Attention à ce faux mail des impôts qui vous promet un remboursement de 490 euros

PHISHING L’e-mail comporte plusieurs fautes mais le site copie presque parfaitement celui des impôts

20 Minutes avec agence

— 

Illustration : impôts sur le revenu
Illustration : impôts sur le revenu — PHILIPPE HUGUEN / AFP

La Direction générale des finances publiques (DGFIP) vous promet un remboursement de 490 euros dans un mail ? Ne cliquez pas : il s’agit d’une campagne d’hameçonnage qui vise à subtiliser vos informations bancaires, rapporte Numerama.

Cet e-mail de phishing a pour objet « ne_pas_repondre@dgfipfinances.gouv.fr » et prend l’allure d’un message officiel. « Après les derniers calculs de vos droits, nous vous annonçons que vous êtes admissible à recevoir un remboursement sur la carte enregistrée sur votre espace client », indique le contenu du message, qui annonce un montant alléchant de 490 euros.

Un faux site des impôts

Selon le courrier, la DGFIP n’aurait pas pu procéder au remboursement pour une raison obscure : le code postal enregistré sur son espace ne serait pas associé à un compte bancaire. Pour récupérer la somme due, la victime doit donc juste se connecter via le lien fourni dans le mail et changer son code postal. Simple comme bonjour.

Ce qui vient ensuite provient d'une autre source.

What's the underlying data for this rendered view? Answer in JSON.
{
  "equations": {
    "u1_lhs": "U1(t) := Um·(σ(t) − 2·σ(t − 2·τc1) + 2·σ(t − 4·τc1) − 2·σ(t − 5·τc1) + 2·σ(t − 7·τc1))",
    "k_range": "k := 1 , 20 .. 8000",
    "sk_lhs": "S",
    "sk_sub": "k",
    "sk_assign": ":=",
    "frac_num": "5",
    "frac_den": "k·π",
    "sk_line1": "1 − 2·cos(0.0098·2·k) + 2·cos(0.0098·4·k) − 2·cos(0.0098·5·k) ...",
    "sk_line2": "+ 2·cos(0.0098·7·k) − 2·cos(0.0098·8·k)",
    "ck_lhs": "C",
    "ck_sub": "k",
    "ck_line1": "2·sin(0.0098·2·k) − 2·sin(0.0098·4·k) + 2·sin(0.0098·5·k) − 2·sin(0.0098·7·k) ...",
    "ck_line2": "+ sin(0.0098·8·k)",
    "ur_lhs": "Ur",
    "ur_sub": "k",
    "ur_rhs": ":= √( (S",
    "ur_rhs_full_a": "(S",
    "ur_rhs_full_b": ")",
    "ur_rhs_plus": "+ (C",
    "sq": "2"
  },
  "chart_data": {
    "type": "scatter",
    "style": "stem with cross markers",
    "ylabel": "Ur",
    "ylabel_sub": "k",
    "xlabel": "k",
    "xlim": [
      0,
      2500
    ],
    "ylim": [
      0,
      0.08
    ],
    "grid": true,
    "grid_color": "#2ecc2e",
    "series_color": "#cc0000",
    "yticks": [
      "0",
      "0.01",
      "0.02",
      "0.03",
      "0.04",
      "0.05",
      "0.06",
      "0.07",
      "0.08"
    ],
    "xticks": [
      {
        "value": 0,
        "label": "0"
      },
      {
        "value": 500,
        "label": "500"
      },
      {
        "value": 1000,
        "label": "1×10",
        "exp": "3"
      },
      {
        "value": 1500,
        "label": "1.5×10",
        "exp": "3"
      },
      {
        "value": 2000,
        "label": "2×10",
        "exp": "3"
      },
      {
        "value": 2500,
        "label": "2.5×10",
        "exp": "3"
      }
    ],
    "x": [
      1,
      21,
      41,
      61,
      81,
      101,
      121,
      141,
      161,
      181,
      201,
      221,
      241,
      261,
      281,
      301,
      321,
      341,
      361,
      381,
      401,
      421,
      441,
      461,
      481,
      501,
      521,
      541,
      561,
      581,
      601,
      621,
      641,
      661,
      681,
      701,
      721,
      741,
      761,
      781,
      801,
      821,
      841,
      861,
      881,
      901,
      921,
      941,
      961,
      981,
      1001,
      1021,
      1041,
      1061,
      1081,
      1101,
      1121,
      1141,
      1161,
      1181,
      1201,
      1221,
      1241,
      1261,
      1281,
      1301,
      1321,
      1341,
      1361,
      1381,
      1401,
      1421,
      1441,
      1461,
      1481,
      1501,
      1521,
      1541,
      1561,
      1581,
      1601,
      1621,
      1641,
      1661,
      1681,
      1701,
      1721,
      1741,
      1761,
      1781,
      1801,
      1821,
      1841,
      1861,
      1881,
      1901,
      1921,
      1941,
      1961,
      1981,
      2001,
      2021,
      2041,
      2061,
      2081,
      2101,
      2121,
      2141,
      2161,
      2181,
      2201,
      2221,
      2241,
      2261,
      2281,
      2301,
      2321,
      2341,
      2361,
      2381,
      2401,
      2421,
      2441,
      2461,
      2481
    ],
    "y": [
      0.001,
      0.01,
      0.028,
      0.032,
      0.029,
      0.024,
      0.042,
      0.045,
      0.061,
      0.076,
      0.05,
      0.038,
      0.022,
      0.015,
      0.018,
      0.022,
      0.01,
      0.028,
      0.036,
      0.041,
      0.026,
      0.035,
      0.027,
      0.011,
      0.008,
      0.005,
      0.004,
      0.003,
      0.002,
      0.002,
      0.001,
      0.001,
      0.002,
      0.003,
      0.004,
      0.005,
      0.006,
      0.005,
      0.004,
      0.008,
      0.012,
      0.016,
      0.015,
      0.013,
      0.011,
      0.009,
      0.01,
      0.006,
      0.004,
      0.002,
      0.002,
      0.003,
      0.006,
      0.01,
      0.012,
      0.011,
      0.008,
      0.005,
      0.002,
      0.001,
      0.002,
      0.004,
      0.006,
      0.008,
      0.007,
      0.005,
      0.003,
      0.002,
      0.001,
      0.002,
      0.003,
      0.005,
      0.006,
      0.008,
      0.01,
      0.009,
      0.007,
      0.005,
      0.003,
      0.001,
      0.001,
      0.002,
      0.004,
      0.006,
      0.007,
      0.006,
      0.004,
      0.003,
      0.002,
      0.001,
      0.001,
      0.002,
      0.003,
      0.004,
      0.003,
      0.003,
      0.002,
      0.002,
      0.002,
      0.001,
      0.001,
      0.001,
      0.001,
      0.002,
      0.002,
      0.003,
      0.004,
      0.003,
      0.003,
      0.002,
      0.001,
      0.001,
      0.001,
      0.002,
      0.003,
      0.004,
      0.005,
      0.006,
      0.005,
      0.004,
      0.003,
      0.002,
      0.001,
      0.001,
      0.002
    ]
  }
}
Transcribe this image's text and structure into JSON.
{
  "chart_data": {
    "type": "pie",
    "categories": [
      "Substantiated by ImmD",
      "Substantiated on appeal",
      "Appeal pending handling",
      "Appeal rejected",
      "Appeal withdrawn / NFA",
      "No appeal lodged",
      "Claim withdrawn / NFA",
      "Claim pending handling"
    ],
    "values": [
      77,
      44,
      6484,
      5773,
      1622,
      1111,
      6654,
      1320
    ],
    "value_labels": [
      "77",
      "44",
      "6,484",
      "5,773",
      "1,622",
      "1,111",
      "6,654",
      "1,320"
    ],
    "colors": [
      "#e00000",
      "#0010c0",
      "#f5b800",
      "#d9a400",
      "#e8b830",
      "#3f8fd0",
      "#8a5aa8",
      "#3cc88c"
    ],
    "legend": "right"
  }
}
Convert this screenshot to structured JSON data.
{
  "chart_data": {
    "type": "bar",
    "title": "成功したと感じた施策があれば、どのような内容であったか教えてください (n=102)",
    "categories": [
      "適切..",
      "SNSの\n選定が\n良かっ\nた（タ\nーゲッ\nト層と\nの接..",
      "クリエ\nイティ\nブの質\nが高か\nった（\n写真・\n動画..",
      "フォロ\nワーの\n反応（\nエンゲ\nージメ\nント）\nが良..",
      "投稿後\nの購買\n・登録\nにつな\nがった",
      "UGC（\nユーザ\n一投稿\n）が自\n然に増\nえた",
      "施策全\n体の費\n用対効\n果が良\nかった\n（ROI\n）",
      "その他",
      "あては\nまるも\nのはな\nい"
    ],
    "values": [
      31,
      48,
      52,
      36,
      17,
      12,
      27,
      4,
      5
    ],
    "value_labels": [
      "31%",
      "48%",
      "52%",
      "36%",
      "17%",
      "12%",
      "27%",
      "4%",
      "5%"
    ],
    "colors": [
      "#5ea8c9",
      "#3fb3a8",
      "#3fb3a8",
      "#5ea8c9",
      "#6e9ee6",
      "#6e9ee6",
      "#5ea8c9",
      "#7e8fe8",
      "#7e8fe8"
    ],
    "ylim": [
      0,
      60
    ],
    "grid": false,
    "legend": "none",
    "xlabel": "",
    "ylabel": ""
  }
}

Le lien emmène vers une copie assez fidèle du site des impôts, qui possède juste une adresse URL étrange et suspicieuse : kydsjqt.cluster030.hosting.ovh [.]net, et non cfspart.impots.gouv.fr. Une fois identifiée, la victime est invitée à remplir le « formulaire de remboursement électronique » où lui sont évidemment demandées ses données bancaires.

Faire opposition rapidement

Plusieurs détails permettent d’identifier qu’il s’agit d’une campagne de phishing. Il y a des fautes de grammaire, et l’e-mail parle d’un « espace client » comme s’il s’agissait d’un site marchand. Mais l’indice principal doit venir du fait que le site des impôts ne permet pas d’enregistrer ses coordonnées bancaires, et ne les demandera jamais aux contribuables par un simple courrier électronique.

Si jamais vous avez été victime de ce phishing, il faut rapidement changer ses identifiants de connexion, indique Numerama. Et si vous avez communiqué vos informations de carte bancaire, il faut faire opposition au plus vite.